Food is a particularly important dimension of Nepali culture, and it is across South Asia as well as the UK, generally known that Nepali culinary expertise is second to none for skills and creative expertise (so important is this topic that the information resource has developed a parallel Nepali cuisines component and accompanying booklet). It is to the general public little known, but within the Asian catering sector, especially amongst the largely Bangladeshi owned and run UK Indian restaurants world, that if you can secure an experienced chef or even sous-chef who is Nepali, then such restaurants will have the best possible opportunity of succeeding and establishing great reputations for the quality of their food. In the case of Nepali owned and run Nepali restaurants, the kitchen sees experts come together from a number of different families, engaged in an activity all of those experts have a great passion for and proficiency in that is a major facet of Nepali culture itself.

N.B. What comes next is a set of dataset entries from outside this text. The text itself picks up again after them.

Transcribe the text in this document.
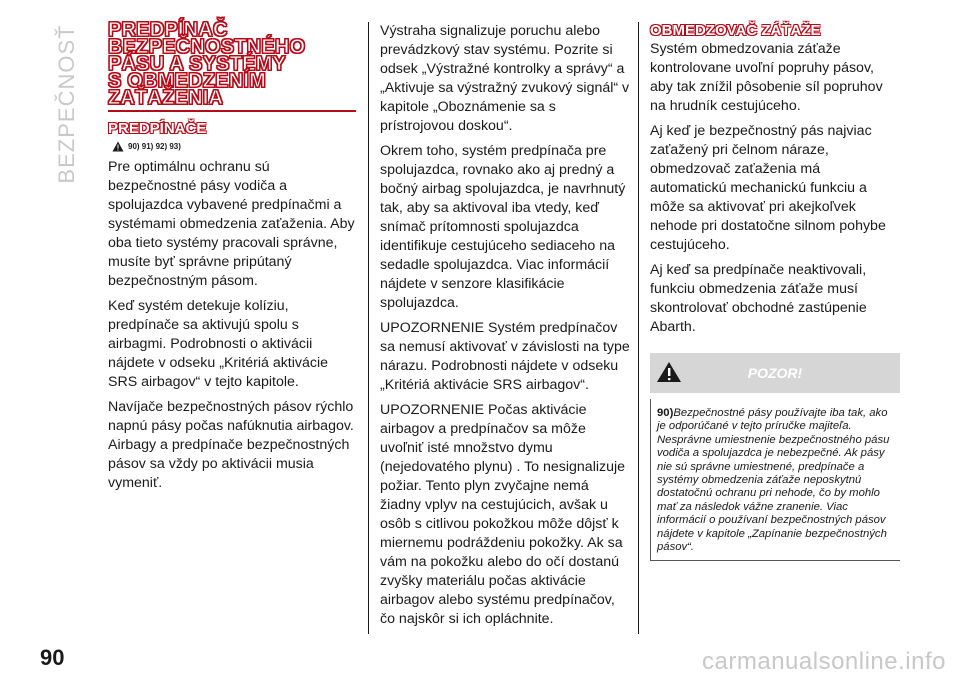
BEZPEČNOSŤ PREDPÍNAČ
BEZPEČNOSTNÉHO
PÁSU A SYSTÉMY
S OBMEDZENÍM
ZAŤAŽENIA
PREDPÍNAČE
90) 91) 92) 93)

Pre optimálnu ochranu sú bezpečnostné pásy vodiča a spolujazdca vybavené predpínačmi a systémami obmedzenia zaťaženia. Aby oba tieto systémy pracovali správne, musíte byť správne pripútaný bezpečnostným pásom.

Keď systém detekuje kolíziu, predpínače sa aktivujú spolu s airbagmi. Podrobnosti o aktivácii nájdete v odseku „Kritériá aktivácie SRS airbagov“ v tejto kapitole.

Navíjače bezpečnostných pásov rýchlo napnú pásy počas nafúknutia airbagov. Airbagy a predpínače bezpečnostných pásov sa vždy po aktivácii musia vymeniť.

Výstraha signalizuje poruchu alebo prevádzkový stav systému. Pozrite si odsek „Výstražné kontrolky a správy“ a „Aktivuje sa výstražný zvukový signál“ v kapitole „Oboznámenie sa s prístrojovou doskou“.

Okrem toho, systém predpínača pre spolujazdca, rovnako ako aj predný a bočný airbag spolujazdca, je navrhnutý tak, aby sa aktivoval iba vtedy, keď snímač prítomnosti spolujazdca identifikuje cestujúceho sediaceho na sedadle spolujazdca. Viac informácií nájdete v senzore klasifikácie spolujazdca.

UPOZORNENIE Systém predpínačov sa nemusí aktivovať v závislosti na type nárazu. Podrobnosti nájdete v odseku „Kritériá aktivácie SRS airbagov“.

UPOZORNENIE Počas aktivácie airbagov a predpínačov sa môže uvoľniť isté množstvo dymu (nejedovatého plynu) . To nesignalizuje požiar. Tento plyn zvyčajne nemá žiadny vplyv na cestujúcich, avšak u osôb s citlivou pokožkou môže dôjsť k miernemu podráždeniu pokožky. Ak sa vám na pokožku alebo do očí dostanú zvyšky materiálu počas aktivácie airbagov alebo systému predpínačov, čo najskôr si ich opláchnite.

OBMEDZOVAČ ZÁŤAŽE

Systém obmedzovania záťaže kontrolovane uvoľní popruhy pásov, aby tak znížil pôsobenie síl popruhov na hrudník cestujúceho.

Aj keď je bezpečnostný pás najviac zaťažený pri čelnom náraze, obmedzovač zaťaženia má automatickú mechanickú funkciu a môže sa aktivovať pri akejkoľvek nehode pri dostatočne silnom pohybe cestujúceho.

Aj keď sa predpínače neaktivovali, funkciu obmedzenia záťaže musí skontrolovať obchodné zastúpenie Abarth.

POZOR!
90)Bezpečnostné pásy používajte iba tak, ako je odporúčané v tejto príručke majiteľa. Nesprávne umiestnenie bezpečnostného pásu vodiča a spolujazdca je nebezpečné. Ak pásy nie sú správne umiestnené, predpínače a systémy obmedzenia záťaže neposkytnú dostatočnú ochranu pri nehode, čo by mohlo mať za následok vážne zranenie. Viac informácií o používaní bezpečnostných pásov nájdete v kapitole „Zapínanie bezpečnostných pásov“.
90	carmanualsonline.info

Beyond the Kitchen many restaurants also form the setting for key meetings on community support and issues. Of an afternoon and sometimes of an evening for instance one can find the restaurant ‘pre-booked by a private party/group for a function.’
For example the Bhet Ghat Gurkha Restaurant (above) of Aldershot High Street commonly services such meetings where the main restaurant dining space is occupied on a block of seats facing a film/display screen, or one long room/hall length table, basis for community leads events. An example of this at the restaurant named included lead officers of the ONS/Census providing a three-hour consultation, information and engagement event organised by the NRNA UK and UKNFS with senior officers of the Census/Office of National Statistics (ONS) on the UK 2021 Census (image above).
The same restaurant – its name ‘Bhet Ghat’ in fact means ‘meeting’ in Nepali – also supports an NRNA UK office (to the side of the main restaurant banqueting area): key meetings taking place in that room for national to local (Rushmoor area) level NRNA UK affairs and UK Nepali community voice needs meetings (such as with the leader of Rushmoor Council: image below).